We need to assess the risks inherent in using nuclear power in other locations, whether or not the risk they face is seismic (see Metsamor in Armenia, for instance, or Diablo Canyon in California). There are risks in many areas, most of which are grounded in human behaviour, either at the design stage or the operational phase. Human behaviour can easily turn what should be a one in one hundred thousand reactor-year event in to something all too likely within a human lifespan. Nuclear power may allow us to cushion the coming decline in fossil fuel availability, but only at a potentially very high price.
In a related article from the Telegraph, the additional economic impacts are discussed:
Japan's giant car industry has announced a major shutdown as fears grow over the economic impact of Friday’s devastating earthquake and subsequent tsunami which has crippled much of the north-east of the country.
The three largest motor manufacturers – Toyota, Honda and Nissan – said they would stop production at almost all of their domestic assembly plants.

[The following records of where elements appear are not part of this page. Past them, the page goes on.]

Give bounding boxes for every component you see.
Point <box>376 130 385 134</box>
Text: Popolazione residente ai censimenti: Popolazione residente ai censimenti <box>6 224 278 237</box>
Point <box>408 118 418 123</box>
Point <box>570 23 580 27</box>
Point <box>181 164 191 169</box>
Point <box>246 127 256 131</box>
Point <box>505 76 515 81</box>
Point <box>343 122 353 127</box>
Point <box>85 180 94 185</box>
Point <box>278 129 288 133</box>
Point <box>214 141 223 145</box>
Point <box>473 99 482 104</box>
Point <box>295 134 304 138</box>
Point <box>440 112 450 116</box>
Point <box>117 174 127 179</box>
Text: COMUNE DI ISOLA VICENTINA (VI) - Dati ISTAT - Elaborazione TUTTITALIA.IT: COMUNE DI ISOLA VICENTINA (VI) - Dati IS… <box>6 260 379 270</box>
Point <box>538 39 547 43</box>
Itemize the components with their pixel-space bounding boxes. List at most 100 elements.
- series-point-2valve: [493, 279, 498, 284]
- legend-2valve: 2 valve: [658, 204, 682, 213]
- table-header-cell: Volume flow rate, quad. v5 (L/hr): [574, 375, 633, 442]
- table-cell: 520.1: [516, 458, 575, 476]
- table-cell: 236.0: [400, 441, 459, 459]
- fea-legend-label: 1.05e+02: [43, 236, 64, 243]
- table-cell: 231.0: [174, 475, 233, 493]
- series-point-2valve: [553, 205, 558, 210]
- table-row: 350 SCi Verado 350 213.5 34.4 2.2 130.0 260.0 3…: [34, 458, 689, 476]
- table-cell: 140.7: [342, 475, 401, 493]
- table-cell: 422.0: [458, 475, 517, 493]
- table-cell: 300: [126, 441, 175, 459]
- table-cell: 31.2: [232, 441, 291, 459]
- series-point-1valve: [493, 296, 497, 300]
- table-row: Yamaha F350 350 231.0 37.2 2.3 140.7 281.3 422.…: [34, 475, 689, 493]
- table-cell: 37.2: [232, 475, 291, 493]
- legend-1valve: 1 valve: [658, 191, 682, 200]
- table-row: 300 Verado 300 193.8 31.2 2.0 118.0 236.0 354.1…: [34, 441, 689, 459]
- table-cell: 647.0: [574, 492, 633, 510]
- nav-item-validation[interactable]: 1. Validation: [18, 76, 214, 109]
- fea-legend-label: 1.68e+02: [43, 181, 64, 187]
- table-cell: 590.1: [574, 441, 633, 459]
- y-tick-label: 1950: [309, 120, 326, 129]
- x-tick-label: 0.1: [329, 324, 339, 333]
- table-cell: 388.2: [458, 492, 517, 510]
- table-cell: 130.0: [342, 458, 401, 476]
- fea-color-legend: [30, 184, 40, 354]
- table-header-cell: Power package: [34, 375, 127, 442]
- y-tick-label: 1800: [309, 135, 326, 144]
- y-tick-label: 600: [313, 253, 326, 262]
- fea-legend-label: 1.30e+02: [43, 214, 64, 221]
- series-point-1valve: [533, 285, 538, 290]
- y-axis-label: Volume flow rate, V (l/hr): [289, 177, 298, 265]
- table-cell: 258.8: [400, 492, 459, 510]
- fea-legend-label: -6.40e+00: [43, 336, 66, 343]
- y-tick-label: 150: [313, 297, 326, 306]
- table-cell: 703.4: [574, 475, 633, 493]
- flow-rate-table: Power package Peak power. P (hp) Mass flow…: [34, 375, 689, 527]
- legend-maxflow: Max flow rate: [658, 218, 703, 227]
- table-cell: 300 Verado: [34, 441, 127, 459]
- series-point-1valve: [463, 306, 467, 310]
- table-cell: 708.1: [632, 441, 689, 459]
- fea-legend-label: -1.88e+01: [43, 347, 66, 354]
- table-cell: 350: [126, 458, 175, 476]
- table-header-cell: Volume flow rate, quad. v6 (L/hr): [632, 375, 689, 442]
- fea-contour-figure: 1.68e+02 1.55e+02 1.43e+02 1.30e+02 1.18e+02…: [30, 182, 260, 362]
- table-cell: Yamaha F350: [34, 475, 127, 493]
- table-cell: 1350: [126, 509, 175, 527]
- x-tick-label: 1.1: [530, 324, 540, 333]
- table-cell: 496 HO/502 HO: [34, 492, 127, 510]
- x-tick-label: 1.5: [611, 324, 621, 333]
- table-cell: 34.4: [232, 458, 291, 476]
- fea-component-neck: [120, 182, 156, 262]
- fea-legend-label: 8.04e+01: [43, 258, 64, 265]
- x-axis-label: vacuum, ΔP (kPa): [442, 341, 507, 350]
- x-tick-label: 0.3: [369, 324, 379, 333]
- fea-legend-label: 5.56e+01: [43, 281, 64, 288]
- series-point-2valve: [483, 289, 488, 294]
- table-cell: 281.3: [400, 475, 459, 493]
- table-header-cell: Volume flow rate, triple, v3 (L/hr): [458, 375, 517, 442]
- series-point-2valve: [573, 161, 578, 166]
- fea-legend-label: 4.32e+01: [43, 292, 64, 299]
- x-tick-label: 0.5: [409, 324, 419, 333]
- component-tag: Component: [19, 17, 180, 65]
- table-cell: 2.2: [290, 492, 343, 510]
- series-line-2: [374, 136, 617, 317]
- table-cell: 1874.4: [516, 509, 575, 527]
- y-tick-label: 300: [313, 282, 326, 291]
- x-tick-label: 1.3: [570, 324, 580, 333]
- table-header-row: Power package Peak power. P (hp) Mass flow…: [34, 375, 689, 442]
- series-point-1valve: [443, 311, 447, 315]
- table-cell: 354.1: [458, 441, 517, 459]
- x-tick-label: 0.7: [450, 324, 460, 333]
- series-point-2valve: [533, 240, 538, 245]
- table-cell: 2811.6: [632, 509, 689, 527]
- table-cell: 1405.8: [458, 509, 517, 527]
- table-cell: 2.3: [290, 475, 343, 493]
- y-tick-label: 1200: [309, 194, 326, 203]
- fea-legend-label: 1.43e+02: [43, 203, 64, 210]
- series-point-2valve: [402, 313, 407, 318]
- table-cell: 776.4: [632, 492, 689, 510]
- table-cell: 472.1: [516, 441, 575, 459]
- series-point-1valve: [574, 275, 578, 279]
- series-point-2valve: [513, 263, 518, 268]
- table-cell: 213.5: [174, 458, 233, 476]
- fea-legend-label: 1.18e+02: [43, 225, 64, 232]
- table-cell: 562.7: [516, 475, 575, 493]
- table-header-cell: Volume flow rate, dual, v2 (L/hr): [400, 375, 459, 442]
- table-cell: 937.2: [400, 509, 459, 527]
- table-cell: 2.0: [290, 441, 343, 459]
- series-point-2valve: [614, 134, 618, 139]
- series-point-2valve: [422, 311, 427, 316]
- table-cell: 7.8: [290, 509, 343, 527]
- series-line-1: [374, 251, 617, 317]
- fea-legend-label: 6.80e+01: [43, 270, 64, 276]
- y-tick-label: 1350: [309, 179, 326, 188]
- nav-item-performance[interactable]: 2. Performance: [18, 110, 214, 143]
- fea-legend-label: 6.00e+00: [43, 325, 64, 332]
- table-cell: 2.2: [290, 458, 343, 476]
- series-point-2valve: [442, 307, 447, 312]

The safety of the workforce and deaths were cited as reasons behind the decision. The electronics giant Sony also said it would be shutting down production. Gerard Lyons, chief economist at Standard Chartered, warned of possible temporary price stagflation and an initial downward move for the country’s economy. "The timing of the disaster could not have been much worse," admitted analysts at Capital Economics, pointing to Japan’s economic contraction in the last three months of 2010.

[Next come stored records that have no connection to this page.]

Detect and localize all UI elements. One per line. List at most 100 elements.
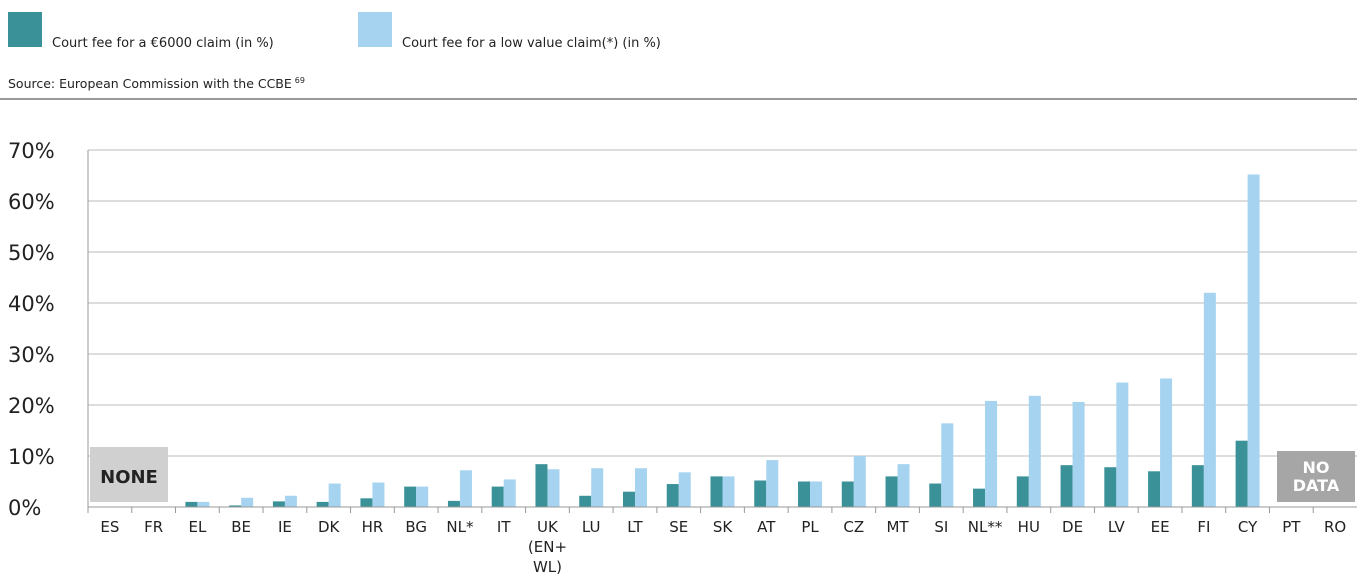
x-tick-label: LU — [582, 518, 601, 536]
bar — [798, 481, 811, 507]
source-text: Source: European Commission with the CCB… — [8, 76, 292, 91]
bar — [710, 476, 723, 507]
bar — [885, 476, 898, 507]
x-tick-label-line: UK — [537, 518, 559, 536]
bar — [284, 495, 297, 507]
x-tick-label: NL* — [446, 518, 474, 536]
x-tick-label: RO — [1324, 518, 1346, 536]
bar — [1116, 382, 1129, 507]
bar — [503, 479, 516, 507]
bar — [1247, 174, 1260, 508]
legend-swatch — [358, 12, 392, 47]
bar — [754, 480, 767, 507]
bar — [416, 486, 429, 507]
y-tick-label: 10% — [8, 445, 55, 469]
bar — [459, 470, 472, 507]
x-tick-label: IT — [497, 518, 511, 536]
x-tick-label: PL — [801, 518, 819, 536]
annotation-box — [90, 447, 168, 502]
bar — [853, 456, 866, 507]
bar — [328, 483, 341, 507]
x-tick-label: BE — [231, 518, 251, 536]
annotation-box — [1277, 451, 1355, 502]
bar — [666, 484, 679, 507]
x-tick-label: BG — [405, 518, 427, 536]
source-note: 69 — [295, 76, 305, 85]
bar — [272, 501, 285, 507]
x-tick-label: ES — [100, 518, 119, 536]
x-tick-label: EE — [1151, 518, 1170, 536]
bar — [897, 464, 910, 507]
legend-swatch — [8, 12, 42, 47]
bar — [678, 472, 691, 507]
legend-label: Court fee for a low value claim(*) (in %… — [402, 36, 661, 51]
x-tick-label: EL — [188, 518, 206, 536]
y-tick-label: 0% — [8, 496, 41, 520]
legend-label: Court fee for a €6000 claim (in %) — [52, 36, 274, 51]
bar — [841, 481, 854, 507]
bar — [404, 486, 417, 507]
bar — [229, 505, 242, 507]
x-tick-label: HU — [1018, 518, 1040, 536]
bar — [1148, 471, 1161, 507]
x-tick-label: MT — [886, 518, 909, 536]
x-tick-label: UK (EN+ WL) — [528, 518, 567, 576]
x-tick-label: LV — [1108, 518, 1126, 536]
bar — [1060, 465, 1073, 507]
x-tick-label-line: (EN+ — [528, 538, 567, 556]
bar — [547, 469, 560, 507]
bar — [360, 498, 373, 507]
x-tick-label: FR — [144, 518, 163, 536]
y-tick-label: 50% — [8, 241, 55, 265]
bar — [1160, 378, 1173, 507]
y-tick-label: 30% — [8, 343, 55, 367]
bar — [591, 468, 604, 507]
bar — [447, 500, 460, 507]
source: Source: European Commission with the CCB… — [8, 76, 305, 91]
bar — [1028, 395, 1041, 507]
annotation-line: DATA — [1293, 476, 1340, 495]
bar — [1104, 467, 1117, 507]
bar — [197, 501, 210, 507]
x-tick-label: DE — [1062, 518, 1083, 536]
bar — [579, 495, 592, 507]
bar — [766, 460, 779, 507]
x-tick-label: SI — [934, 518, 948, 536]
bar — [1016, 476, 1029, 507]
bar — [1191, 465, 1204, 507]
annotation: NO DATA — [1293, 458, 1340, 495]
x-tick-label: HR — [362, 518, 384, 536]
bar — [1235, 440, 1248, 507]
x-tick-label: PT — [1282, 518, 1301, 536]
bar — [491, 486, 504, 507]
x-tick-label: SK — [713, 518, 734, 536]
bar — [622, 491, 635, 507]
bar — [241, 497, 254, 507]
x-tick-label: NL** — [968, 518, 1003, 536]
bar — [185, 501, 198, 507]
bar — [985, 400, 998, 507]
bar — [316, 501, 329, 507]
x-tick-label: FI — [1197, 518, 1210, 536]
bar — [973, 488, 986, 507]
x-tick-label: LT — [627, 518, 643, 536]
x-tick-label: CY — [1238, 518, 1258, 536]
bar — [1072, 401, 1085, 507]
bar — [929, 483, 942, 507]
bar — [535, 464, 548, 507]
bar — [1203, 292, 1216, 507]
bar — [722, 476, 735, 507]
bar — [372, 482, 385, 507]
x-tick-label: AT — [757, 518, 776, 536]
bar — [634, 468, 647, 507]
x-tick-label: SE — [669, 518, 688, 536]
bar — [941, 423, 954, 507]
y-tick-label: 70% — [8, 139, 55, 163]
x-tick-label: DK — [318, 518, 341, 536]
y-tick-label: 60% — [8, 190, 55, 214]
y-tick-label: 20% — [8, 394, 55, 418]
x-tick-label: CZ — [843, 518, 864, 536]
x-tick-label-line: WL) — [533, 558, 562, 576]
y-tick-label: 40% — [8, 292, 55, 316]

The disaster forced the Bank of Japan (BoJ) to issue a statement, as it draws up plans for an emergency "quake budget". The BoJ said: "The bank will continue to do its utmost, including the provision of liquidity, to ensure stability in financial markets and to secure the smooth settlement of funds, in the coming week." Naoto Kan, the Japanese prime minister, asked BoJ to "save the country" after politicians from both sides of the political spectrum agreed on the need for the budget to introduce emergency spending to fund rescue and clean-up efforts and to resuscitate the economy.
Economists warned that the closures staged by the motor and electronics companies could be the tip of the iceberg, with other parts of industry likely to feel knock-on effects in the coming days. "Temporary closures of factories and oil refineries and the shutting down of power stations are likely to affect output throughout the country," said Wolfgang Leim of Commerzbank. "Economic output may therefore shrink again slightly in the first quarter."
Between them the three car companies closed 22 assembly plants, while Sony halted production at six of its domestic plants, including a Blu-ray factory where more than 1,000 workers were stranded yesterday. The closures are likely to damage Japan’s exports in the coming months, driving down economic growth yet further. "It is tough to know the extent of the damage and, therefore, also the cost," said Jim O’Neill, chairman of Goldman Sachs Asset Management. "Most of Japan’s recovery is driven by exports so the key is to make sure the yen doesn’t strengthen ."
Mr Lyons pointed out that after the Kobe earthquake in 1995 – which was in an economically more important region – the economy followed a V-shape performance curve, with an initial surge downward but with a strong rebound as policy stimulus and private spending returned.
Meanwhile, insurance analysts estimated that the earthquake could cost the global industry up to $10bn (£6.2bn). Although the Japanese insurance market is large, the amount of businesses and households that take out insurance cover is smaller than in Western markets, according to Risk Management Solutions. Most of the insured losses will be absorbed by global reinsurers such as Munich Re and Swiss Re, although companies operating in the Lloyd’s of London market will also suffer.